Alpharetta is a city in north Fulton County, Georgia, United States and a northern suburb of Atlanta, Georgia. It is one of the most affluent communities in the state. According to the 2010 Census, Alpharetta's population is 57,551. However, during the workday, the city swells to more than 120,000 residents, workers, and visitors, due to the more than 3,600 businesses that are located in the city.
In 2009, Forbes ranked Alpharetta as the number 1 "reloville".
From the North Georgia Mountains to the Chattahoochee River along a Cherokee Indian trail, a tiny village named New Prospect Camp Ground was formed. This village, made up of tents, a log school, and arbor became a trading post where Indians and white settlers exchanged their goods. The surrounding countryside provided excellent farming land, especially for cotton. On December 11, 1858, the town was chartered and became the county seat of Milton County. The town was renamed Alpharetta, a misspelling of Alfarata, a character in a popular period song (The Blue Juniata).
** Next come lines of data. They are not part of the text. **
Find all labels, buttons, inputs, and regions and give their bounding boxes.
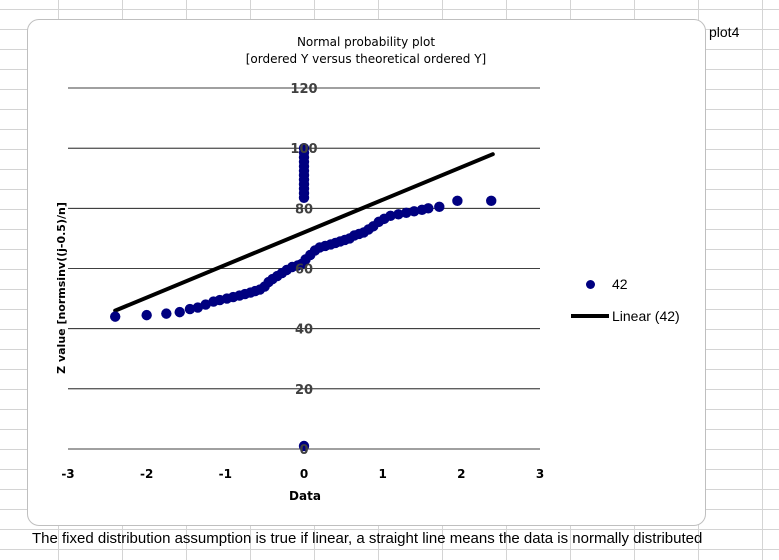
chart-title: Normal probability plot xyxy=(297,35,435,49)
trendline-layer xyxy=(113,152,495,313)
chart-subtitle: [ordered Y versus theoretical ordered Y] xyxy=(246,52,487,66)
data-point xyxy=(393,209,404,220)
data-point xyxy=(434,201,445,213)
chart-plot: 0 20 40 60 80 100 120 -3 -2 -1 0 1 2 3 Normal probabi… xyxy=(55,35,544,503)
caption-text: The fixed distribution assumption is tru… xyxy=(32,530,703,547)
y-tick-label: 60 xyxy=(295,263,313,278)
data-point xyxy=(298,142,310,154)
data-point xyxy=(385,210,396,222)
sheet-label: plot4 xyxy=(709,24,740,40)
legend-label: 42 xyxy=(612,276,628,292)
data-point xyxy=(192,302,203,313)
data-point xyxy=(200,299,211,310)
x-tick-label: -1 xyxy=(219,467,232,481)
legend-item-42[interactable]: 42 xyxy=(570,268,680,300)
legend-marker-icon xyxy=(570,279,610,289)
y-axis-label: Z value [normsinv((j-0.5)/n] xyxy=(55,202,68,374)
y-tick-label: 120 xyxy=(290,82,317,97)
y-tick-label: 80 xyxy=(295,202,313,217)
data-point xyxy=(298,440,310,452)
legend-item-linear[interactable]: Linear (42) xyxy=(570,300,680,332)
x-tick-label: 1 xyxy=(378,467,386,481)
chart-area[interactable]: 0 20 40 60 80 100 120 -3 -2 -1 0 1 2 3 Normal probabi… xyxy=(27,19,706,526)
y-tick-label: 20 xyxy=(295,383,313,398)
data-point xyxy=(486,195,497,207)
tick-labels: 0 20 40 60 80 100 120 -3 -2 -1 0 1 2 3 xyxy=(61,82,544,481)
y-tick-label: 40 xyxy=(295,323,313,338)
x-tick-label: -2 xyxy=(140,467,153,481)
legend-label: Linear (42) xyxy=(612,308,680,324)
y-tick-label: 0 xyxy=(299,443,308,458)
data-point xyxy=(174,306,185,318)
x-tick-label: 2 xyxy=(457,467,465,481)
x-axis-label: Data xyxy=(289,489,321,503)
data-point xyxy=(161,308,172,319)
trendline xyxy=(113,152,495,313)
y-tick-label: 100 xyxy=(290,142,317,157)
data-point xyxy=(110,311,121,322)
data-point xyxy=(423,203,434,214)
legend[interactable]: 42 Linear (42) xyxy=(570,268,680,332)
x-tick-label: 0 xyxy=(300,467,308,481)
legend-line-icon xyxy=(570,314,610,318)
data-point xyxy=(141,309,152,321)
data-point xyxy=(401,207,412,219)
data-point xyxy=(408,206,420,217)
data-point xyxy=(452,195,463,207)
x-tick-label: 3 xyxy=(536,467,544,481)
x-tick-label: -3 xyxy=(61,467,74,481)
data-points xyxy=(110,142,497,452)
data-point xyxy=(184,303,196,315)
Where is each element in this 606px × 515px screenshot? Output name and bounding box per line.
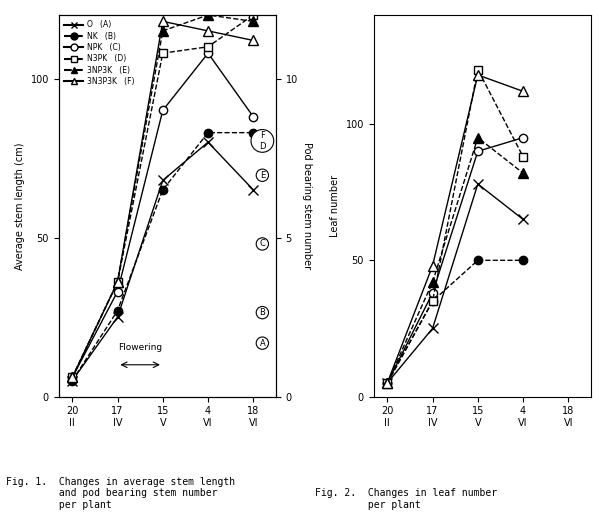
Text: E: E <box>260 171 265 180</box>
Text: C: C <box>259 239 265 248</box>
Y-axis label: Average stem length (cm): Average stem length (cm) <box>15 142 25 269</box>
Y-axis label: Leaf number: Leaf number <box>330 175 340 237</box>
Text: A: A <box>259 339 265 348</box>
Text: B: B <box>259 308 265 317</box>
Text: Fig. 1.  Changes in average stem length
         and pod bearing stem number
   : Fig. 1. Changes in average stem length a… <box>6 477 235 510</box>
Text: F
D: F D <box>259 131 265 150</box>
Text: Flowering: Flowering <box>118 343 162 352</box>
Legend: O   (A), NK   (B), NPK   (C), N3PK   (D), 3NP3K   (E), 3N3P3K   (F): O (A), NK (B), NPK (C), N3PK (D), 3NP3K … <box>62 19 136 88</box>
Text: Fig. 2.  Changes in leaf number
         per plant: Fig. 2. Changes in leaf number per plant <box>315 488 498 510</box>
Y-axis label: Pod bearing stem number: Pod bearing stem number <box>302 142 312 269</box>
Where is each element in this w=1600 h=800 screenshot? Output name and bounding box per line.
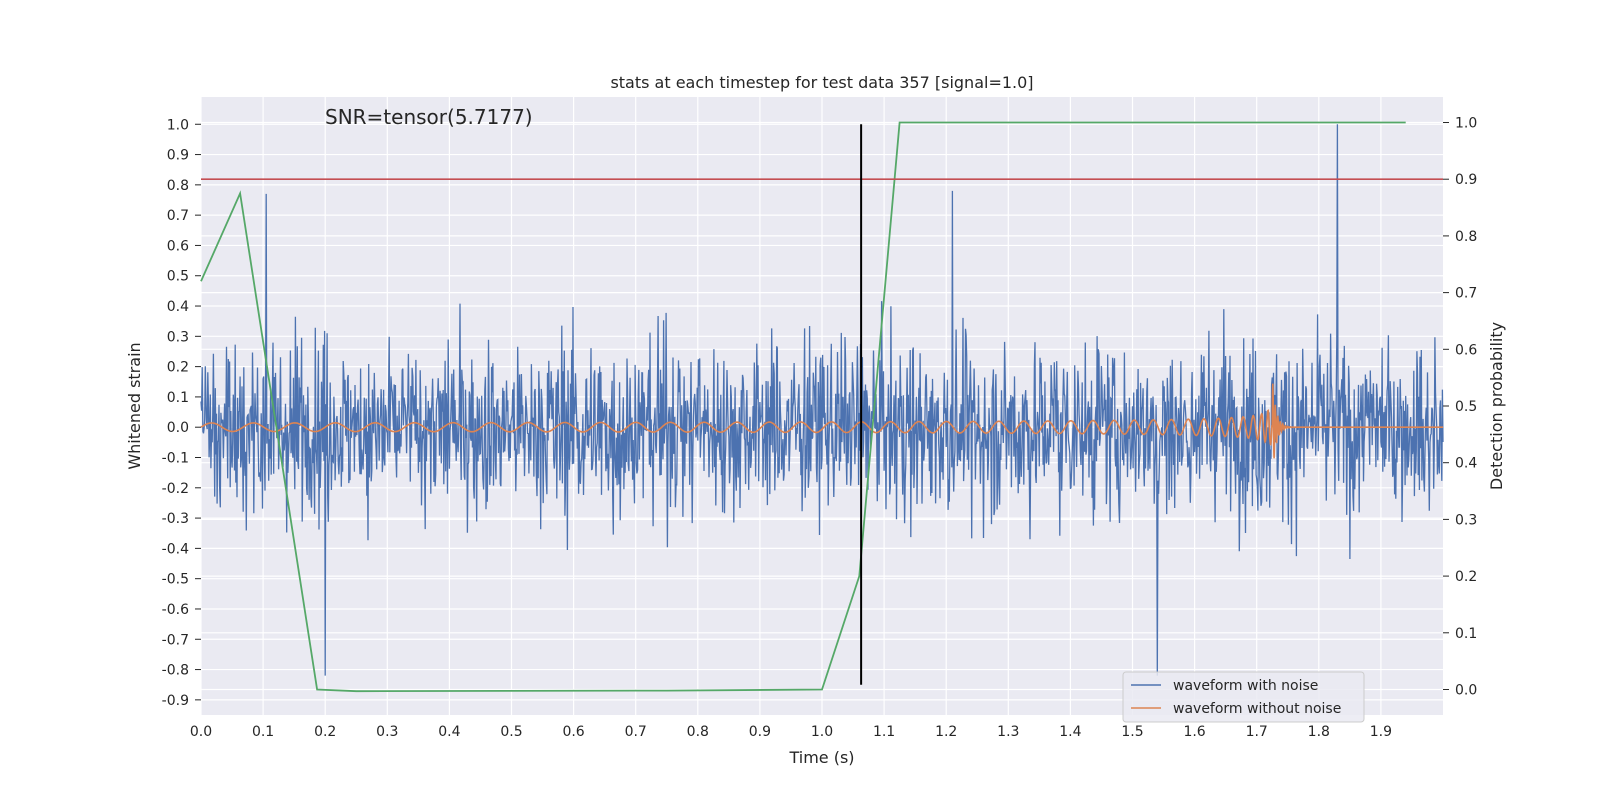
y-left-tick-label: 0.4 [167,299,189,315]
y-right-tick-label: 0.6 [1455,342,1477,358]
y-left-tick-label: -0.6 [162,602,189,618]
y-left-tick-label: 0.9 [167,148,189,164]
y-right-tick-label: 0.1 [1455,626,1477,642]
y-left-tick-label: 0.2 [167,360,189,376]
y-left-tick-label: -0.2 [162,481,189,497]
y-right-tick-label: 0.2 [1455,569,1477,585]
series-layer [200,121,1444,693]
x-tick-label: 1.4 [1059,724,1081,740]
axes-layer: 0.0 0.1 0.2 0.3 0.4 0.5 0.6 0.7 0.8 0.9 1.0 1.1 1.2 1… [162,116,1478,740]
x-tick-label: 0.4 [438,724,460,740]
x-axis-title: Time (s) [788,748,854,767]
y-right-tick-label: 0.3 [1455,512,1477,528]
legend-label-clean: waveform without noise [1173,701,1341,717]
x-tick-label: 0.5 [500,724,522,740]
legend: waveform with noise waveform without noi… [1122,671,1365,723]
legend-label-noise: waveform with noise [1173,678,1318,694]
series-waveform-without-noise [200,383,1443,459]
snr-annotation: SNR=tensor(5.7177) [325,105,533,129]
y-left-tick-label: -0.7 [162,632,189,648]
y-left-tick-label: 0.7 [167,208,189,224]
y-right-tick-label: 0.0 [1455,682,1477,698]
legend-box [1122,671,1365,723]
y-left-tick-label: 0.8 [167,178,189,194]
y-left-tick-label: -0.9 [162,693,189,709]
x-tick-label: 1.8 [1308,724,1330,740]
y-right-tick-label: 0.4 [1455,456,1477,472]
x-tick-label: 0.1 [252,724,274,740]
x-tick-label: 0.8 [687,724,709,740]
y-left-tick-label: 0.6 [167,238,189,254]
y-right-tick-label: 1.0 [1455,116,1477,132]
x-tick-label: 1.7 [1246,724,1268,740]
y-left-tick-label: 0.3 [167,329,189,345]
y-axis-right-title: Detection probability [1487,322,1506,490]
y-right-tick-label: 0.9 [1455,172,1477,188]
y-left-tick-label: -0.8 [162,663,189,679]
y-right-tick-label: 0.7 [1455,286,1477,302]
y-left-tick-label: -0.4 [162,541,189,557]
series-waveform-with-noise [200,124,1444,676]
x-tick-label: 0.2 [314,724,336,740]
y-left-tick-label: 0.5 [167,269,189,285]
x-tick-label: 0.9 [749,724,771,740]
y-left-tick-label: 0.1 [167,390,189,406]
x-tick-label: 1.6 [1183,724,1205,740]
y-axis-left-title: Whitened strain [125,342,144,469]
x-tick-label: 1.2 [935,724,957,740]
y-left-tick-label: 0.0 [167,420,189,436]
x-tick-label: 1.3 [997,724,1019,740]
x-tick-label: 0.6 [562,724,584,740]
y-right-tick-label: 0.5 [1455,399,1477,415]
x-tick-label: 1.5 [1121,724,1143,740]
y-left-tick-label: -0.1 [162,451,189,467]
x-tick-label: 0.0 [190,724,212,740]
y-right-tick-label: 0.8 [1455,229,1477,245]
x-tick-label: 1.9 [1370,724,1392,740]
chart-title: stats at each timestep for test data 357… [610,73,1033,92]
x-tick-label: 1.0 [811,724,833,740]
y-left-tick-label: -0.3 [162,511,189,527]
series-detection-probability [200,121,1406,693]
x-tick-label: 0.7 [625,724,647,740]
y-left-tick-label: -0.5 [162,572,189,588]
y-left-tick-label: 1.0 [167,117,189,133]
x-tick-label: 0.3 [376,724,398,740]
x-tick-label: 1.1 [873,724,895,740]
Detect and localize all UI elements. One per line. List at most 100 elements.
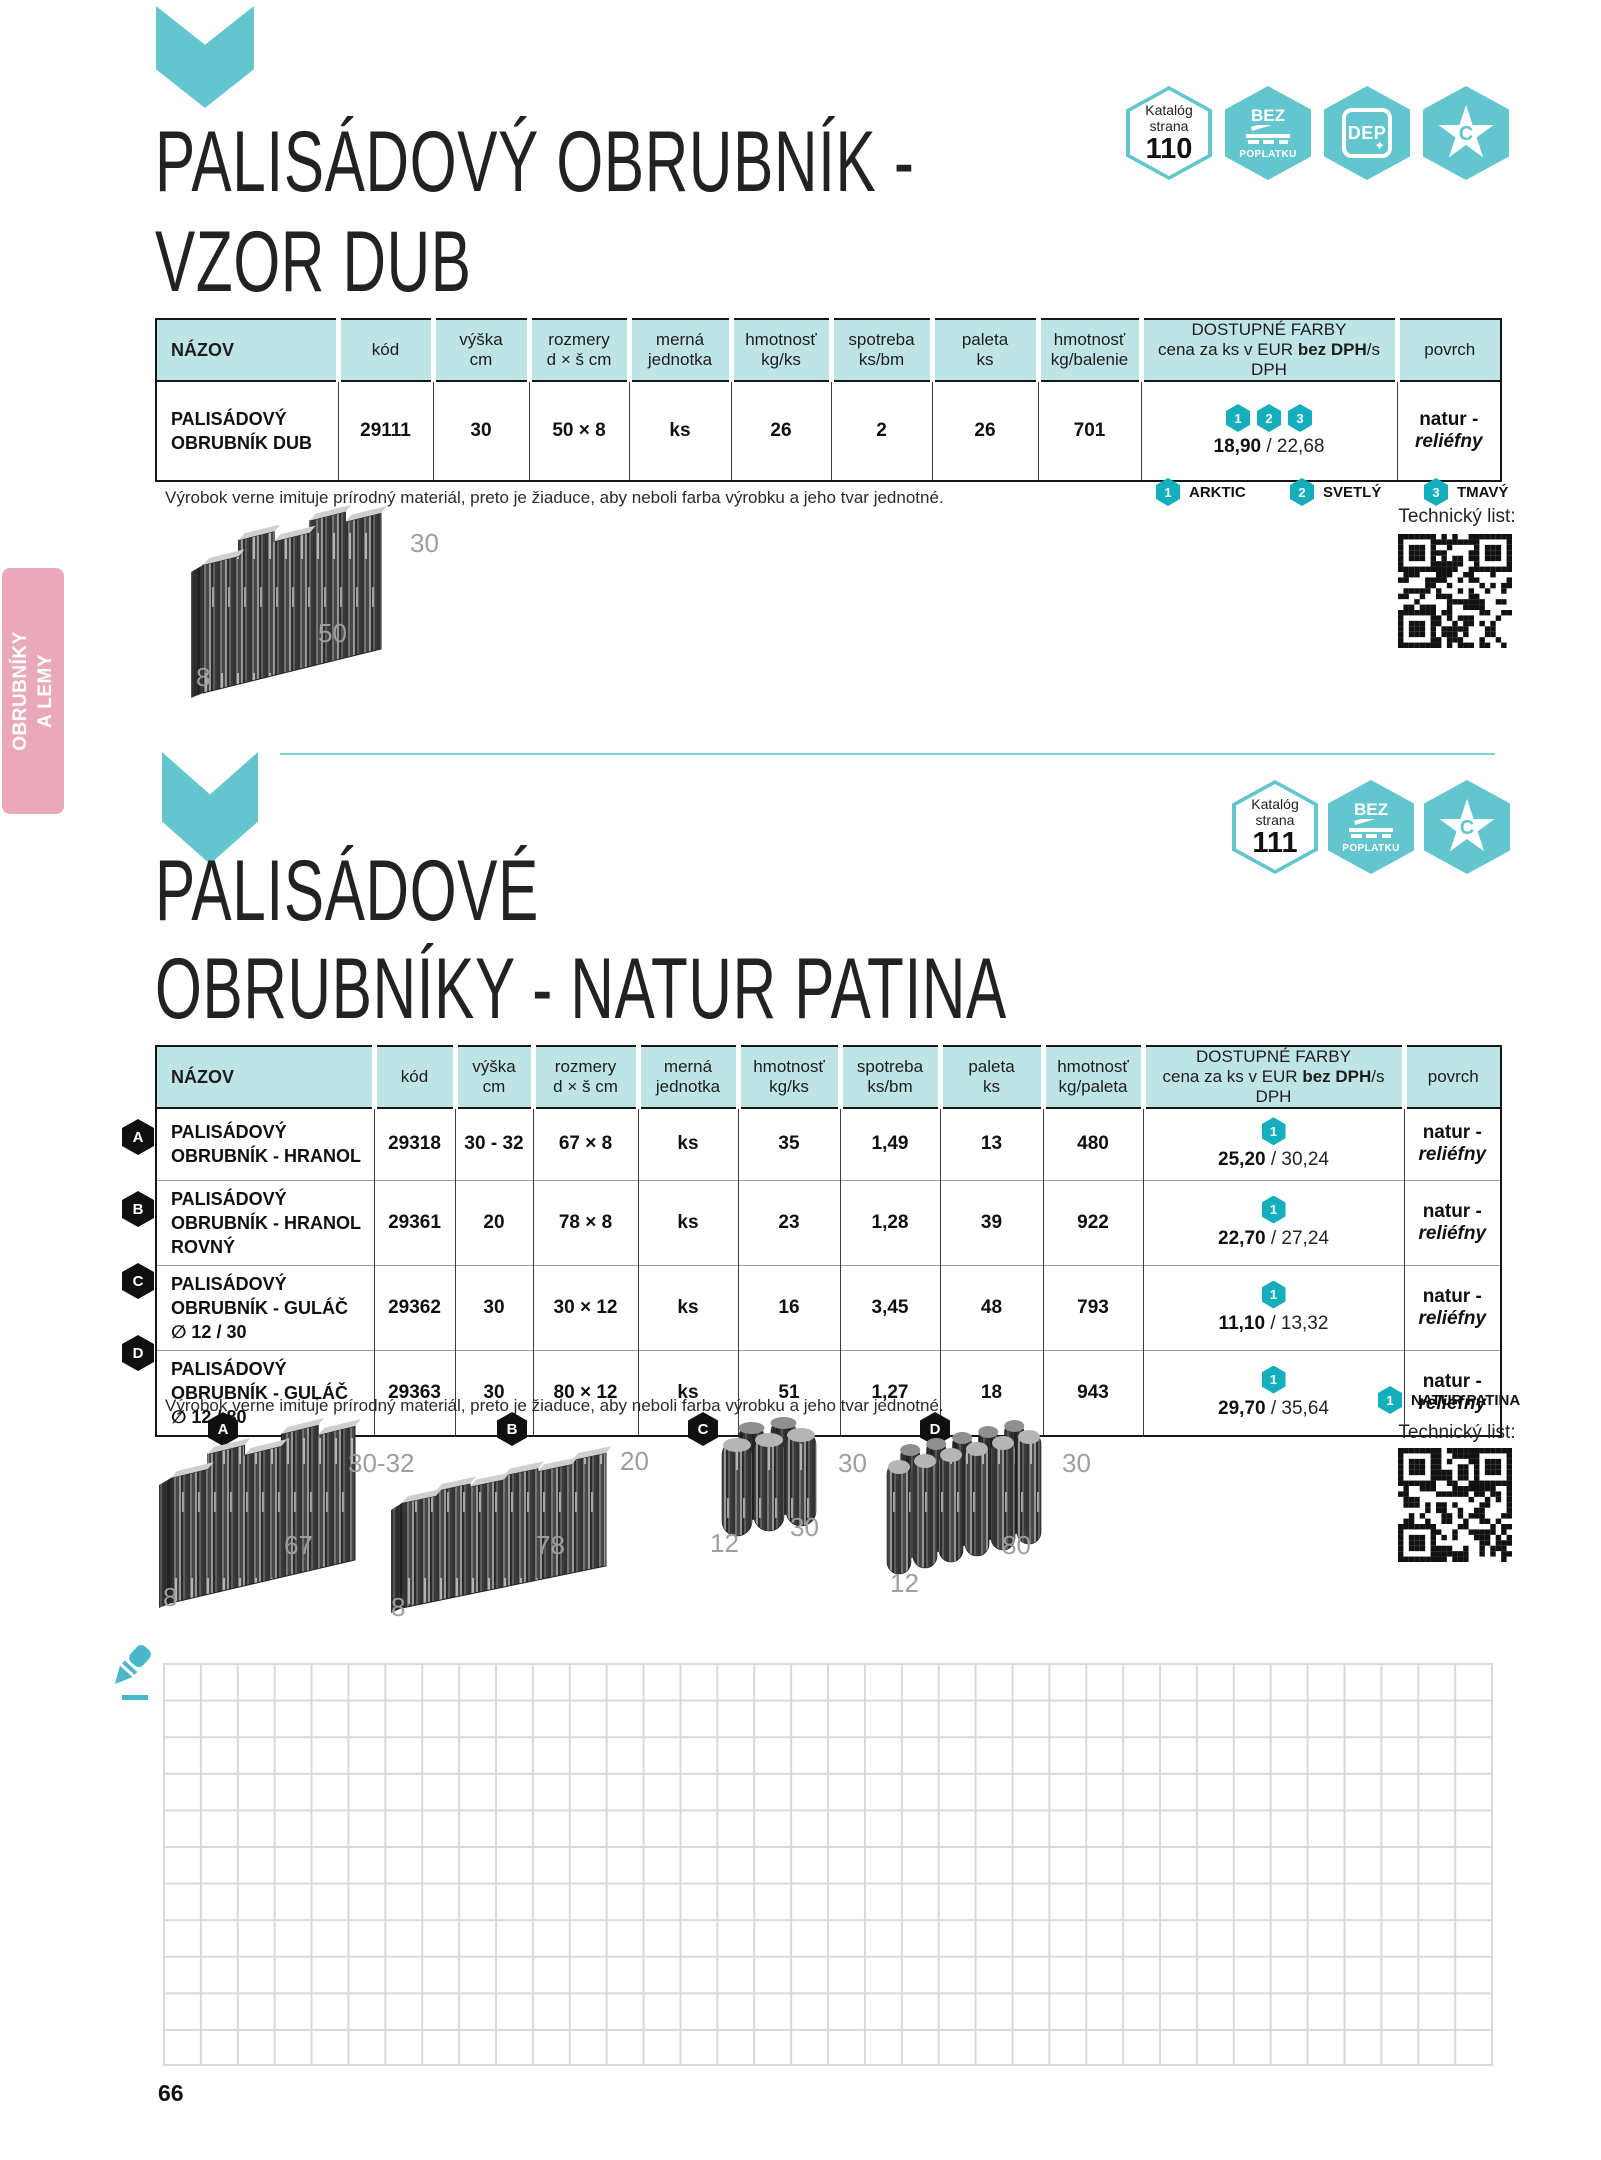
badge-katalog-word: Katalóg [1145,102,1193,118]
cell-nazov: PALISÁDOVÝ OBRUBNÍK DUB [171,409,312,453]
star-icon: ★ C [1433,93,1499,173]
col-hmotnost: hmotnosť kg/ks [728,319,831,381]
sidebar-tab-obrubniky: OBRUBNÍKY A LEMY [2,568,64,814]
col-povrch: povrch [1394,319,1501,381]
color-3-hex-icon: 3 [1288,404,1312,432]
star-letter: C [1458,122,1474,145]
note-text-2: Výrobok verne imituje prírodný materiál,… [165,1396,944,1415]
bez-poplatku-badge: BEZ POPLATKU [1225,86,1311,180]
dim-height: 30 [1062,1448,1091,1478]
color-1-hex-icon: 1 [1261,1365,1286,1394]
cell-vyska: 30 [432,381,529,481]
dim-depth: 12 [890,1568,919,1598]
color-1-hex-icon: 1 [1261,1280,1286,1309]
color-1-hex-icon: 1 [1261,1117,1286,1146]
sparkle-icon: ✦ [1374,138,1385,153]
page-number: 66 [158,2080,184,2106]
pallet-icon [1246,124,1290,144]
col-vyska: výška cm [430,319,529,381]
col-merna: merná jednotka [626,319,731,381]
dim-length: 78 [536,1530,565,1560]
star-icon: ★ C [1434,787,1500,867]
color-3-hex-icon: 3 [1424,478,1448,506]
dim-depth: 8 [196,662,211,692]
row-label-c: C [122,1263,154,1299]
dim-depth: 8 [163,1582,178,1612]
dep-badge: DEP ✦ [1324,86,1410,180]
table2-row-d: PALISÁDOVÝ OBRUBNÍK - GULÁČ ∅ 12 / 80 29… [156,1349,1501,1436]
color-1-hex-icon: 1 [1156,478,1180,506]
notes-grid [163,1663,1493,2066]
col-farby: DOSTUPNÉ FARBY cena za ks v EUR bez DPH/… [1138,319,1397,381]
cell-spotreba: 2 [830,381,932,481]
cell-merna: ks [628,381,731,481]
section1-title-line2: VZOR DUB [155,214,472,310]
qr-code-1 [1398,534,1512,648]
row-label-a: A [122,1119,154,1155]
product-diagram-dub [191,504,387,698]
cell-hmotnost: 26 [730,381,831,481]
section-chevron-icon [156,6,254,108]
badge-page-number: 110 [1145,133,1193,165]
table1-header-row: NÁZOV kód výška cm rozmery d × š cm merná j… [156,319,1501,381]
legend-natur-patina: 1 NATUR PATINA [1378,1386,1520,1414]
product-diagram-d [886,1420,1042,1575]
section1-title-line1: PALISÁDOVÝ OBRUBNÍK - [155,114,915,210]
cell-hmotnost-balenie: 701 [1037,381,1141,481]
section1-title: PALISÁDOVÝ OBRUBNÍK - VZOR DUB [155,112,915,312]
product-table-1: NÁZOV kód výška cm rozmery d × š cm merná j… [155,318,1502,482]
dim-height: 20 [620,1446,649,1476]
star-c-badge: ★ C [1423,86,1509,180]
legend-tmavy: 3 TMAVÝ [1424,478,1508,506]
dim-height: 30 [838,1448,867,1478]
table2-header-row: NÁZOV kód výška cm rozmery d × š cm merná j… [156,1046,1501,1108]
dim-depth: 12 [710,1528,739,1558]
color-1-hex-icon: 1 [1378,1386,1402,1414]
techlist-label-2: Technický list: [1398,1422,1516,1443]
cell-kod: 29111 [337,381,433,481]
dim-length: 80 [1002,1530,1031,1560]
legend-svetly: 2 SVETLÝ [1290,478,1381,506]
col-hmotnost-balenie: hmotnosť kg/balenie [1035,319,1141,381]
cell-paleta: 26 [931,381,1038,481]
table2-row-a: PALISÁDOVÝ OBRUBNÍK - HRANOL 29318 30 - … [156,1108,1501,1180]
product-diagram-a [159,1418,361,1608]
sidebar-label: OBRUBNÍKY A LEMY [10,631,56,751]
star-c-badge: ★ C [1424,780,1510,874]
dim-length: 50 [318,618,347,648]
color-2-hex-icon: 2 [1257,404,1281,432]
badge-page-number: 111 [1252,827,1298,859]
col-rozmery: rozmery d × š cm [526,319,629,381]
dep-label: DEP [1347,122,1387,143]
product-table-2: NÁZOV kód výška cm rozmery d × š cm merná j… [155,1045,1502,1437]
qr-code-2 [1398,1448,1512,1562]
section2-title-line1: PALISÁDOVÉ [155,843,539,939]
dim-length: 30 [790,1512,819,1542]
product-diagram-c [721,1417,817,1537]
col-nazov: NÁZOV [156,319,338,381]
bez-poplatku-badge: BEZ POPLATKU [1328,780,1414,874]
catalog-page-badge: Katalóg strana 111 [1232,780,1318,874]
row-label-d: D [122,1335,154,1371]
col-kod: kód [335,319,433,381]
techlist-label-1: Technický list: [1398,506,1516,527]
table2-row-c: PALISÁDOVÝ OBRUBNÍK - GULÁČ ∅ 12 / 30 29… [156,1264,1501,1350]
pen-icon [114,1645,151,1700]
catalog-page-badge: Katalóg strana 110 [1126,86,1212,180]
legend-arktic: 1 ARKTIC [1156,478,1246,506]
dim-depth: 8 [391,1592,406,1622]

Note that this conflicts with the city's version of how the name came about. Alpharetta's city website states the name is a combination of the Greek words for "first" and "town", however "town" in Greek is "Poli" or "Polis" and "Retta" is not even a Greek Word. Officially chartered on December 11 of that year, Alpharetta served as the county seat of Milton County until the end of 1931 when Milton was merged with Fulton County to avoid bankruptcy during the Great Depression.